NER Classes Accepted

This project utilizes the following NER labels and their tokens are as follow:

'Financial': 'FIN',
'Generic': 'GEN',
'Company': 'COMP',
'Number': 'NUMBER',
'Document': 'DOC',
'Location': 'LOC',
'Person': 'PERS',
'Phone': 'PHONE',
'Address': 'ADDR',
'Email': 'EMAIL',
'Date': 'DATE',
'Week Day': 'WD',
'Money': 'MONEY',
'Relatives': 'REL',
'Vocatives': 'VOC'

Some additional information is used to identify where the recognized entity begins and ends.

The letter B indicates the beginning of the CLASS class entity
The letter I indicates that the respective token is a continuation of the class with the name CLASS started
The letter O indicates that no entity related to the token was found

For example, the sentence ligar internet a cabo! would be classified as: O O B-GEN I-GEN I-GEN O.

Where B-GEN represents the beginning of the GEN entity (token "internet") and the next two tokens are the continuation of the entity (tokens "a cabo"). In this way, the entity found in the sentence would be "internet a cabo" of the GEN class

Text Pre Processing

All text used is pre processed by the default utilizing the following operations:

  • Case lowering
  • Adding space around punctuation
  • Removing non-ASCII characters

It can also optionally perform the following tokenizations:

  • E-mails
  • Urls
  • Numbers
  • Codes

In order to use the optional pre processing the user needs to pass a list containing EMAIL, URL, NUMBER and/or CODE. It can be passed in the instatiation of the class as shown bellow:

tokenization_options = ['EMAIL', 'CODE']
weak_ner = WeakNER('directory_path/', tokenization_options)

List Based Model

Files

In order to label a string using the list based model the user needs to create a directory containing the following files:

substantivos_meses  
substantivos_nomes  
substantivos_sobrenome
substantivos_empresas
substantivos_empresas_internacionais
substantivos_documentos
substantivos_vocativos
substantivos_paises
substantivos_cidades
substantivos_continentes
substantivos_estados
substantivos_financeiros
substantivos_dias_da_semana
substantivos_animais
substantivos_parentescos
substantivos_carros
pronomes
artigos
preposicoes
interjeicoes 

In which the contents should be one word of that class per line. For example the file artigos.txt would contain the words:

a  
no  
nas
nas
num 
numa
nuns 
numas

Weak Labeling

The default weak labeling utilizes two steps:

  • The first step is the labeling module WeakNERModel created with the files input in the class.
  • The second step is the label correction module WeakNERRules.

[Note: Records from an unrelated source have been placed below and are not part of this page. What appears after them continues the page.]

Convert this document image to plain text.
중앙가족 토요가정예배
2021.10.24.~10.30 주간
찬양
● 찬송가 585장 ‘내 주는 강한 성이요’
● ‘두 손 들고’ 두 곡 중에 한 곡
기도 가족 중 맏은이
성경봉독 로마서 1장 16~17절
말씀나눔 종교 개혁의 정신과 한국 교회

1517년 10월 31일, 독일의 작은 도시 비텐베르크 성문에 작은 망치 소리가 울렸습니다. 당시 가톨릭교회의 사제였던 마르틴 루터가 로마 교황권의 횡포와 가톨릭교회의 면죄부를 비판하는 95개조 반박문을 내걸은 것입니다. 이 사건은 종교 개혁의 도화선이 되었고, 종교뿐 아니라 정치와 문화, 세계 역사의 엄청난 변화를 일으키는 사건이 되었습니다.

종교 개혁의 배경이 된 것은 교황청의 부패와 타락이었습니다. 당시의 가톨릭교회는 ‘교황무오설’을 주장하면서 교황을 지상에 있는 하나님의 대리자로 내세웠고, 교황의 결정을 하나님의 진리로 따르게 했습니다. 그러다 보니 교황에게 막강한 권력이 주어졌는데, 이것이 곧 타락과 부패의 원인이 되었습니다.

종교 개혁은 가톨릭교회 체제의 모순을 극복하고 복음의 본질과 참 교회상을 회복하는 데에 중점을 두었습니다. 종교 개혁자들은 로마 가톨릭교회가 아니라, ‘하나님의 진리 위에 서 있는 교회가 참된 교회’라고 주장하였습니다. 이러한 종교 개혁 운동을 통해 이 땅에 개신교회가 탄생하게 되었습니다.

In order to use the default pipeline to label a sentence the user needs to first instantiate the class passing the path of the directory where the files are stored. The user then can use this class to label a sentence by passing it and its POS Tags to the class:

weak_ner = WeakNER('directory_path/')
sentence = "meu nome é Gabriel"
postags = 'PRON SUBS VERB SUBS'
labeled_sentence = weak_ner.label_sentence(sentences, postags)

And the user should receive back the result:

'O B-GEN O B-PERS'

The user can also specify which optional text pre processing will be applied on the sentence:

tokenization_options = ['EMAIL', 'CODE']
weak_ner = WeakNER('directory_path/', tokenization_options)
 sentence = "meu nome é Gabriel e meu contato é research@email.com"
postags = 'PRON SUBS VERB SUBS PREP PRON SUBS VERB SUBS'
labeled_sentence = weak_ner.label_sentence(sentences, postags)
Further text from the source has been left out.